And the F-35 problems continue
WASHINGTON: Following the latest review by the Government Accountability Office, DoD is expected to again push back the schedule for the sprawling F-35 modernization effort.
The new report is yet another slap for the Joint Strike Fighter, which is already in DoD’s budget-cutting cross-hairs due to the plane’s exorbitant maintenance costs. Key members of Congress, including the Democratic Chair of the House Armed Services Committee Adam Smith, are also looking askance at the program, which is expected to cost nearly $2 trillion over its lifetime.
The GAO report found that the current 2027 goal for finalizing the Block 4 modernization is “not achievable.” GAO said that costs of the effort had ballooned by $1.9 billion between 2019 and 2020, bringing the overall cost to about $14.4 billion. Software development has been the primary driver of the problems, the report said — including the fact that about a quarter of the software being delivered by prime contractor Lockheed Martin was found to have defects after it had already been integrated into the aircraft.
“We appreciate and concur with the recommendations from the GAO,” OSD spokesperson Jessica Maxwell said in an email. “In conjunction with the Joint Program Office, the Under Secretary of Defense for Acquisition and Sustainment will work to update the F-35 Block 4 program schedule as well as improve software development and performance metrics to better support program decisions.”
“Lockheed Martin initiated a program-wide software assessment, and in partnership with the F-35 Joint Program Office (JPO), created a software Independent Review Team (IRT) in the fall of 2020 to review F-35 software capabilities,” a company spokesperson said in an email. “This team, comprised of representatives from the JPO, Lockheed Martin, U.S. Government and industry, has made significant progress in identifying and addressing opportunities that provide quality products on time and on budget for the F-35 customer.”
The most insidious potential result of the GAO’s findings, sources say, is that continued issues in software delivery could delay integration of key subsystems, such as radar enhancements, to keep pace with the growing threats from adversaries. (The current 2027 deadline for Block 4 completion already represents a three-year delay from the 2024 deadline DoD set in its 2018 baseline for the effort.)
“The biggest potential challenge is that these modernization elements don’t reach the warfighter as quickly as they’d hoped,” one expert said. “It’s a delay in getting these modernization capabilities into the field, and part of the reason that they’re doing the modernization is that the world has changed since 2001 when the program began, and the threat environment is different, both in terms of radar systems and and adversary potential adversary equipment.”
Another potential fallout is the specter of retrofit costs, the expert said. “To the extent that you have continued to produce aircraft without building in the new hardware, that concurrency ends up sort of building a retrofit cost that is going to have to be incurred later.” And it is the Air Force, the Navy and the Marines that are going to end up eating most of those costs, the expert added.
“There are new sensors coming out for the jet that only align with the more modern software,” another analyst following the program closely said. “If the older software is still coming off the line, and yet you’re delivering these new sensors — it doesn’t fit.
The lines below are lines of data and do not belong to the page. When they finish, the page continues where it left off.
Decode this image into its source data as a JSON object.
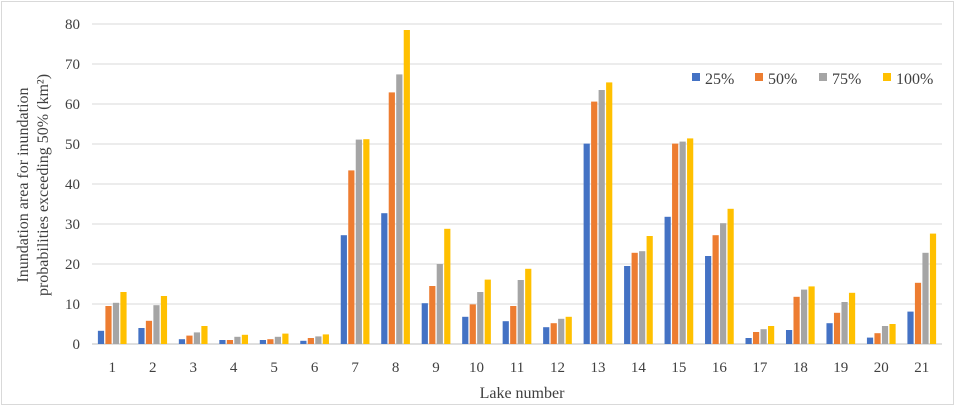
{
  "chart_data": {
    "type": "bar",
    "xlabel": "Lake number",
    "ylabel_line1": "Inundation area for inundation",
    "ylabel_line2": "probabilities exceeding 50% (km²)",
    "ylim": [
      0,
      80
    ],
    "yticks": [
      0,
      10,
      20,
      30,
      40,
      50,
      60,
      70,
      80
    ],
    "grid": true,
    "legend_position": "right, inside plot",
    "categories": [
      "1",
      "2",
      "3",
      "4",
      "5",
      "6",
      "7",
      "8",
      "9",
      "10",
      "11",
      "12",
      "13",
      "14",
      "15",
      "16",
      "17",
      "18",
      "19",
      "20",
      "21"
    ],
    "series": [
      {
        "name": "25%",
        "color": "#4472c4",
        "values": [
          3.3,
          4.0,
          1.2,
          1.0,
          1.0,
          0.8,
          27.2,
          32.7,
          10.2,
          6.8,
          5.7,
          4.2,
          50.1,
          19.5,
          31.8,
          22.0,
          1.5,
          3.5,
          5.2,
          1.6,
          8.1
        ]
      },
      {
        "name": "50%",
        "color": "#ed7d31",
        "values": [
          9.5,
          5.8,
          2.1,
          1.0,
          1.2,
          1.5,
          43.4,
          62.9,
          14.5,
          9.9,
          9.5,
          5.2,
          60.6,
          22.8,
          50.1,
          27.2,
          3.0,
          11.8,
          7.8,
          2.7,
          15.3
        ]
      },
      {
        "name": "75%",
        "color": "#a5a5a5",
        "values": [
          10.3,
          9.7,
          2.9,
          1.8,
          1.8,
          1.9,
          51.1,
          67.4,
          20.0,
          13.0,
          16.0,
          6.3,
          63.5,
          23.2,
          50.6,
          30.2,
          3.7,
          13.6,
          10.5,
          4.5,
          22.8
        ]
      },
      {
        "name": "100%",
        "color": "#ffc000",
        "values": [
          13.0,
          12.0,
          4.5,
          2.3,
          2.6,
          2.4,
          51.2,
          78.5,
          28.8,
          16.1,
          18.8,
          6.8,
          65.4,
          27.0,
          51.4,
          33.8,
          4.5,
          14.4,
          12.8,
          5.0,
          27.6
        ]
      }
    ]
  }
}
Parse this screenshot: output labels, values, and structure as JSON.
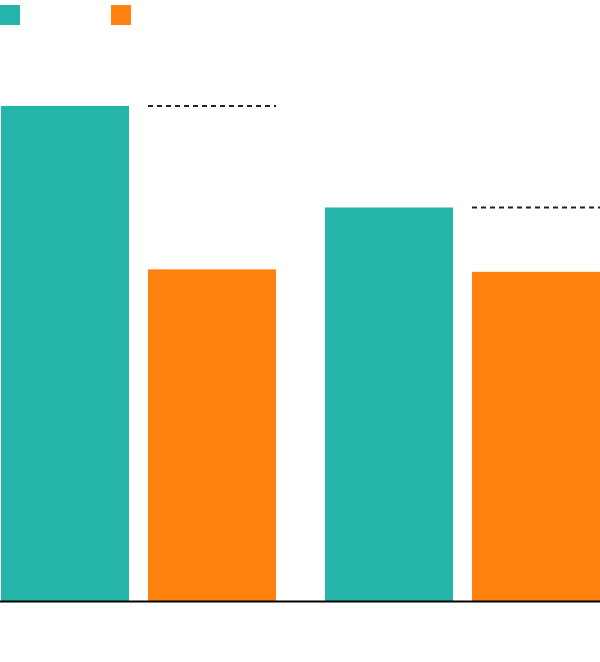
{
  "chart_data": {
    "type": "bar",
    "categories": [
      "",
      ""
    ],
    "series": [
      {
        "color": "#24b4a9",
        "values": [
          100,
          79.5
        ]
      },
      {
        "color": "#ff8210",
        "values": [
          67,
          66.5
        ]
      }
    ],
    "reference_lines": [
      {
        "category_index": 0,
        "value": 100
      },
      {
        "category_index": 1,
        "value": 79.5
      }
    ],
    "ylim": [
      0,
      100
    ],
    "grid": false,
    "legend": {
      "position": "top-left",
      "colors": [
        "#24b4a9",
        "#ff8210"
      ]
    },
    "axis_color": "#000000"
  }
}
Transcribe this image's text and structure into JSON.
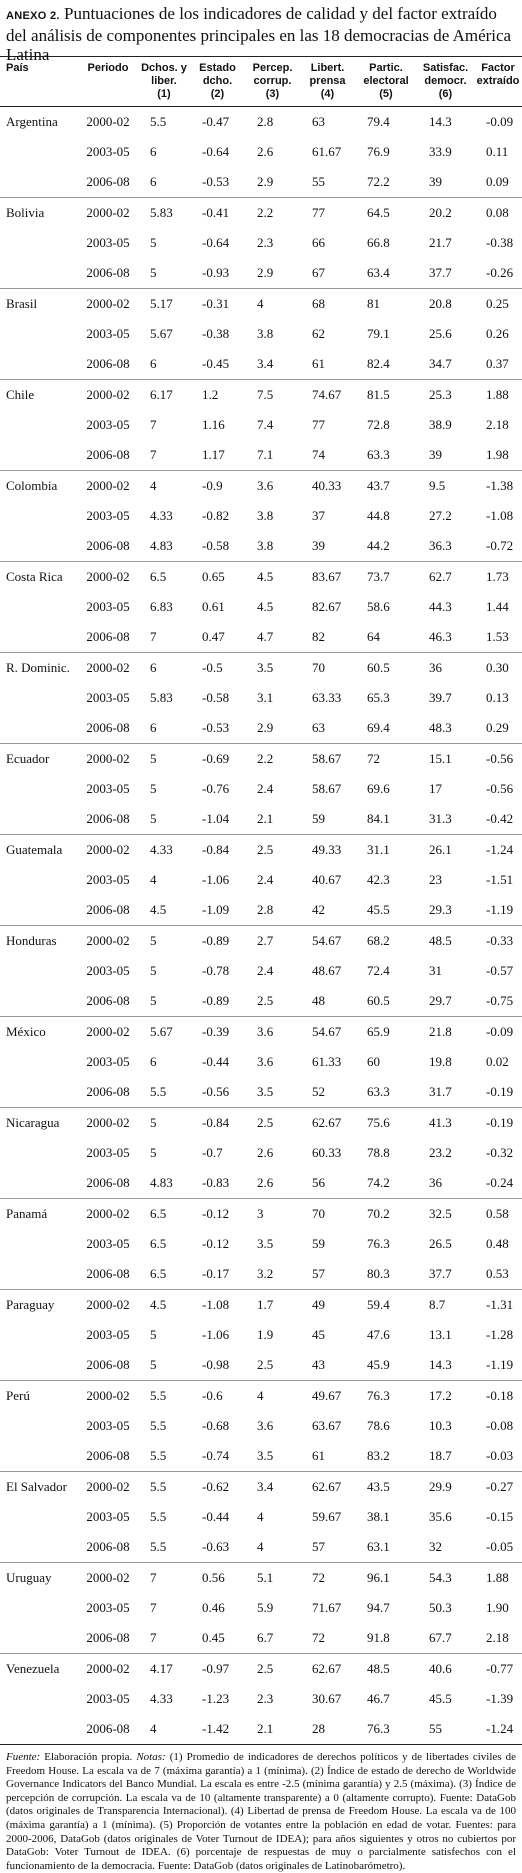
{
  "title": {
    "label": "ANEXO 2.",
    "text": "Puntuaciones de los indicadores de calidad y del factor extraído del análisis de componentes principales en las 18 democracias de América Latina"
  },
  "columns": [
    [
      "País"
    ],
    [
      "Periodo"
    ],
    [
      "Dchos. y",
      "liber.",
      "(1)"
    ],
    [
      "Estado",
      "dcho.",
      "(2)"
    ],
    [
      "Percep.",
      "corrup.",
      "(3)"
    ],
    [
      "Libert.",
      "prensa",
      "(4)"
    ],
    [
      "Partic.",
      "electoral",
      "(5)"
    ],
    [
      "Satisfac.",
      "democr.",
      "(6)"
    ],
    [
      "Factor",
      "extraído"
    ]
  ],
  "groups": [
    {
      "country": "Argentina",
      "rows": [
        [
          "2000-02",
          "5.5",
          "-0.47",
          "2.8",
          "63",
          "79.4",
          "14.3",
          "-0.09"
        ],
        [
          "2003-05",
          "6",
          "-0.64",
          "2.6",
          "61.67",
          "76.9",
          "33.9",
          "0.11"
        ],
        [
          "2006-08",
          "6",
          "-0.53",
          "2.9",
          "55",
          "72.2",
          "39",
          "0.09"
        ]
      ]
    },
    {
      "country": "Bolivia",
      "rows": [
        [
          "2000-02",
          "5.83",
          "-0.41",
          "2.2",
          "77",
          "64.5",
          "20.2",
          "0.08"
        ],
        [
          "2003-05",
          "5",
          "-0.64",
          "2.3",
          "66",
          "66.8",
          "21.7",
          "-0.38"
        ],
        [
          "2006-08",
          "5",
          "-0.93",
          "2.9",
          "67",
          "63.4",
          "37.7",
          "-0.26"
        ]
      ]
    },
    {
      "country": "Brasil",
      "rows": [
        [
          "2000-02",
          "5.17",
          "-0.31",
          "4",
          "68",
          "81",
          "20.8",
          "0.25"
        ],
        [
          "2003-05",
          "5.67",
          "-0.38",
          "3.8",
          "62",
          "79.1",
          "25.6",
          "0.26"
        ],
        [
          "2006-08",
          "6",
          "-0.45",
          "3.4",
          "61",
          "82.4",
          "34.7",
          "0.37"
        ]
      ]
    },
    {
      "country": "Chile",
      "rows": [
        [
          "2000-02",
          "6.17",
          "1.2",
          "7.5",
          "74.67",
          "81.5",
          "25.3",
          "1.88"
        ],
        [
          "2003-05",
          "7",
          "1.16",
          "7.4",
          "77",
          "72.8",
          "38.9",
          "2.18"
        ],
        [
          "2006-08",
          "7",
          "1.17",
          "7.1",
          "74",
          "63.3",
          "39",
          "1.98"
        ]
      ]
    },
    {
      "country": "Colombia",
      "rows": [
        [
          "2000-02",
          "4",
          "-0.9",
          "3.6",
          "40.33",
          "43.7",
          "9.5",
          "-1.38"
        ],
        [
          "2003-05",
          "4.33",
          "-0.82",
          "3.8",
          "37",
          "44.8",
          "27.2",
          "-1.08"
        ],
        [
          "2006-08",
          "4.83",
          "-0.58",
          "3.8",
          "39",
          "44.2",
          "36.3",
          "-0.72"
        ]
      ]
    },
    {
      "country": "Costa Rica",
      "rows": [
        [
          "2000-02",
          "6.5",
          "0.65",
          "4.5",
          "83.67",
          "73.7",
          "62.7",
          "1.73"
        ],
        [
          "2003-05",
          "6.83",
          "0.61",
          "4.5",
          "82.67",
          "58.6",
          "44.3",
          "1.44"
        ],
        [
          "2006-08",
          "7",
          "0.47",
          "4.7",
          "82",
          "64",
          "46.3",
          "1.53"
        ]
      ]
    },
    {
      "country": "R. Dominic.",
      "rows": [
        [
          "2000-02",
          "6",
          "-0.5",
          "3.5",
          "70",
          "60.5",
          "36",
          "0.30"
        ],
        [
          "2003-05",
          "5.83",
          "-0.58",
          "3.1",
          "63.33",
          "65.3",
          "39.7",
          "0.13"
        ],
        [
          "2006-08",
          "6",
          "-0.53",
          "2.9",
          "63",
          "69.4",
          "48.3",
          "0.29"
        ]
      ]
    },
    {
      "country": "Ecuador",
      "rows": [
        [
          "2000-02",
          "5",
          "-0.69",
          "2.2",
          "58.67",
          "72",
          "15.1",
          "-0.56"
        ],
        [
          "2003-05",
          "5",
          "-0.76",
          "2.4",
          "58.67",
          "69.6",
          "17",
          "-0.56"
        ],
        [
          "2006-08",
          "5",
          "-1.04",
          "2.1",
          "59",
          "84.1",
          "31.3",
          "-0.42"
        ]
      ]
    },
    {
      "country": "Guatemala",
      "rows": [
        [
          "2000-02",
          "4.33",
          "-0.84",
          "2.5",
          "49.33",
          "31.1",
          "26.1",
          "-1.24"
        ],
        [
          "2003-05",
          "4",
          "-1.06",
          "2.4",
          "40.67",
          "42.3",
          "23",
          "-1.51"
        ],
        [
          "2006-08",
          "4.5",
          "-1.09",
          "2.8",
          "42",
          "45.5",
          "29.3",
          "-1.19"
        ]
      ]
    },
    {
      "country": "Honduras",
      "rows": [
        [
          "2000-02",
          "5",
          "-0.89",
          "2.7",
          "54.67",
          "68.2",
          "48.5",
          "-0.33"
        ],
        [
          "2003-05",
          "5",
          "-0.78",
          "2.4",
          "48.67",
          "72.4",
          "31",
          "-0.57"
        ],
        [
          "2006-08",
          "5",
          "-0.89",
          "2.5",
          "48",
          "60.5",
          "29.7",
          "-0.75"
        ]
      ]
    },
    {
      "country": "México",
      "rows": [
        [
          "2000-02",
          "5.67",
          "-0.39",
          "3.6",
          "54.67",
          "65.9",
          "21.8",
          "-0.09"
        ],
        [
          "2003-05",
          "6",
          "-0.44",
          "3.6",
          "61.33",
          "60",
          "19.8",
          "0.02"
        ],
        [
          "2006-08",
          "5.5",
          "-0.56",
          "3.5",
          "52",
          "63.3",
          "31.7",
          "-0.19"
        ]
      ]
    },
    {
      "country": "Nicaragua",
      "rows": [
        [
          "2000-02",
          "5",
          "-0.84",
          "2.5",
          "62.67",
          "75.6",
          "41.3",
          "-0.19"
        ],
        [
          "2003-05",
          "5",
          "-0.7",
          "2.6",
          "60.33",
          "78.8",
          "23.2",
          "-0.32"
        ],
        [
          "2006-08",
          "4.83",
          "-0.83",
          "2.6",
          "56",
          "74.2",
          "36",
          "-0.24"
        ]
      ]
    },
    {
      "country": "Panamá",
      "rows": [
        [
          "2000-02",
          "6.5",
          "-0.12",
          "3",
          "70",
          "70.2",
          "32.5",
          "0.58"
        ],
        [
          "2003-05",
          "6.5",
          "-0.12",
          "3.5",
          "59",
          "76.3",
          "26.5",
          "0.48"
        ],
        [
          "2006-08",
          "6.5",
          "-0.17",
          "3.2",
          "57",
          "80.3",
          "37.7",
          "0.53"
        ]
      ]
    },
    {
      "country": "Paraguay",
      "rows": [
        [
          "2000-02",
          "4.5",
          "-1.08",
          "1.7",
          "49",
          "59.4",
          "8.7",
          "-1.31"
        ],
        [
          "2003-05",
          "5",
          "-1.06",
          "1.9",
          "45",
          "47.6",
          "13.1",
          "-1.28"
        ],
        [
          "2006-08",
          "5",
          "-0.98",
          "2.5",
          "43",
          "45.9",
          "14.3",
          "-1.19"
        ]
      ]
    },
    {
      "country": "Perú",
      "rows": [
        [
          "2000-02",
          "5.5",
          "-0.6",
          "4",
          "49.67",
          "76.3",
          "17.2",
          "-0.18"
        ],
        [
          "2003-05",
          "5.5",
          "-0.68",
          "3.6",
          "63.67",
          "78.6",
          "10.3",
          "-0.08"
        ],
        [
          "2006-08",
          "5.5",
          "-0.74",
          "3.5",
          "61",
          "83.2",
          "18.7",
          "-0.03"
        ]
      ]
    },
    {
      "country": "El Salvador",
      "rows": [
        [
          "2000-02",
          "5.5",
          "-0.62",
          "3.4",
          "62.67",
          "43.5",
          "29.9",
          "-0.27"
        ],
        [
          "2003-05",
          "5.5",
          "-0.44",
          "4",
          "59.67",
          "38.1",
          "35.6",
          "-0.15"
        ],
        [
          "2006-08",
          "5.5",
          "-0.63",
          "4",
          "57",
          "63.1",
          "32",
          "-0.05"
        ]
      ]
    },
    {
      "country": "Uruguay",
      "rows": [
        [
          "2000-02",
          "7",
          "0.56",
          "5.1",
          "72",
          "96.1",
          "54.3",
          "1.88"
        ],
        [
          "2003-05",
          "7",
          "0.46",
          "5.9",
          "71.67",
          "94.7",
          "50.3",
          "1.90"
        ],
        [
          "2006-08",
          "7",
          "0.45",
          "6.7",
          "72",
          "91.8",
          "67.7",
          "2.18"
        ]
      ]
    },
    {
      "country": "Venezuela",
      "rows": [
        [
          "2000-02",
          "4.17",
          "-0.97",
          "2.5",
          "62.67",
          "48.5",
          "40.6",
          "-0.77"
        ],
        [
          "2003-05",
          "4.33",
          "-1.23",
          "2.3",
          "30.67",
          "46.7",
          "45.5",
          "-1.39"
        ],
        [
          "2006-08",
          "4",
          "-1.42",
          "2.1",
          "28",
          "76.3",
          "55",
          "-1.24"
        ]
      ]
    }
  ],
  "footnote": {
    "source_label": "Fuente:",
    "source": "Elaboración propia.",
    "notes_label": "Notas:",
    "notes": "(1) Promedio de indicadores de derechos políticos y de libertades civiles de Freedom House. La escala va de 7 (máxima garantía) a 1 (mínima). (2) Índice de estado de derecho de Worldwide Governance Indicators del Banco Mundial. La escala es entre -2.5 (mínima garantía) y 2.5 (máxima). (3) Índice de percepción de corrupción. La escala va de 10 (altamente transparente) a 0 (altamente corrupto). Fuente: DataGob (datos originales de Transparencia Internacional). (4) Libertad de prensa de Freedom House. La escala va de 100 (máxima garantía) a 1 (mínima). (5) Proporción de votantes entre la población en edad de votar. Fuentes: para 2000-2006, DataGob (datos originales de Voter Turnout de IDEA); para años siguientes y otros no cubiertos por DataGob: Voter Turnout de IDEA. (6) porcentaje de respuestas de muy o parcialmente satisfechos con el funcionamiento de la democracia. Fuente: DataGob (datos originales de Latinobarómetro)."
  }
}
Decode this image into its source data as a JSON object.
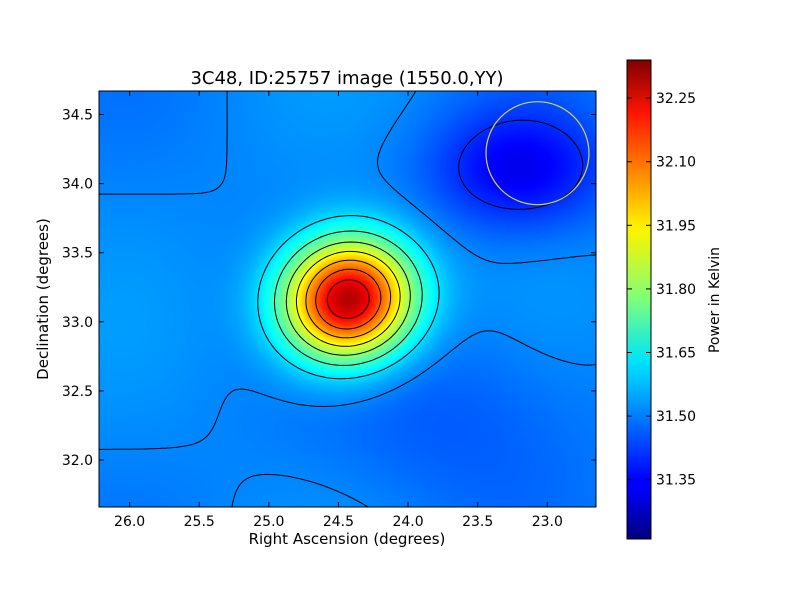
{
  "chart_data": {
    "type": "heatmap",
    "title": "3C48, ID:25757 image (1550.0,YY)",
    "xlabel": "Right Ascension (degrees)",
    "ylabel": "Declination (degrees)",
    "xlim": [
      26.22,
      22.65
    ],
    "ylim": [
      31.66,
      34.67
    ],
    "xticks": [
      26.0,
      25.5,
      25.0,
      24.5,
      24.0,
      23.5,
      23.0
    ],
    "xtick_labels": [
      "26.0",
      "25.5",
      "25.0",
      "24.5",
      "24.0",
      "23.5",
      "23.0"
    ],
    "yticks": [
      32.0,
      32.5,
      33.0,
      33.5,
      34.0,
      34.5
    ],
    "ytick_labels": [
      "32.0",
      "32.5",
      "33.0",
      "33.5",
      "34.0",
      "34.5"
    ],
    "colorbar": {
      "label": "Power in Kelvin",
      "range": [
        31.21,
        32.34
      ],
      "ticks": [
        31.35,
        31.5,
        31.65,
        31.8,
        31.95,
        32.1,
        32.25
      ],
      "tick_labels": [
        "31.35",
        "31.50",
        "31.65",
        "31.80",
        "31.95",
        "32.10",
        "32.25"
      ],
      "colormap": "jet"
    },
    "sources": [
      {
        "ra": 24.43,
        "dec": 33.16,
        "peak": 32.31,
        "sigma_ra": 0.33,
        "sigma_dec": 0.3
      },
      {
        "ra": 23.2,
        "dec": 34.1,
        "peak": -0.16,
        "sigma_ra": 0.45,
        "sigma_dec": 0.3
      },
      {
        "ra": 23.6,
        "dec": 32.3,
        "peak": -0.05,
        "sigma_ra": 0.7,
        "sigma_dec": 0.5
      }
    ],
    "background_level": 31.5,
    "contour_levels": [
      31.4,
      31.5,
      31.6,
      31.7,
      31.8,
      31.9,
      32.0,
      32.1,
      32.2,
      32.3
    ],
    "beam": {
      "ra": 23.07,
      "dec": 34.22,
      "radius_deg": 0.37,
      "color": "#d4d44a"
    },
    "grid": false
  }
}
So that’s where it’s really important to realign everything and ensure it balances.”
What DoD cannot allow, the source added is future “mess” where F-35s are coming off the line that don’t match the requirements of US services and allies.
The GAO report called attention to the fact that “Lockheed has just flat out struggled to get software done as quickly as they imagined being able to do it,” the expert said. “What they’ve found is that the delays in the development of the software increments has delayed the ability to test them. … and in some cases the defects were showing up in the actual test fleet and causing problems.”
The next steps for DoD and the Air Force — which is responsible for the biggest F-35 buy at 1,763 aircraft — are to take a hard look at what actually can be done, by when, at what cost and with what tradeoffs in capability and come up with a plan, outside experts agree.
“I think [DoD and the services] need to snap a chalk line, get healthy on some of this, and prioritize the investment,” the analyst said.
As seemingly does DoD, in that the Pentagon has concurred with all of the GAO’s recommendations to do exactly that. In a response to the GAO report, contained in Appendix V signed March 1 by Dyke Weatherington, who is performing the duties of the DoD assistant secretary for acquisition, DoD says it intends to have a new Block 4 Capability & Development Delivery Schedule out by the second quarter of this calendar year. DoD also says the Joint Program Office is integrating new agile development and software performance metrics into both current contracts and an “in-work Systems Engineering and Test contract.”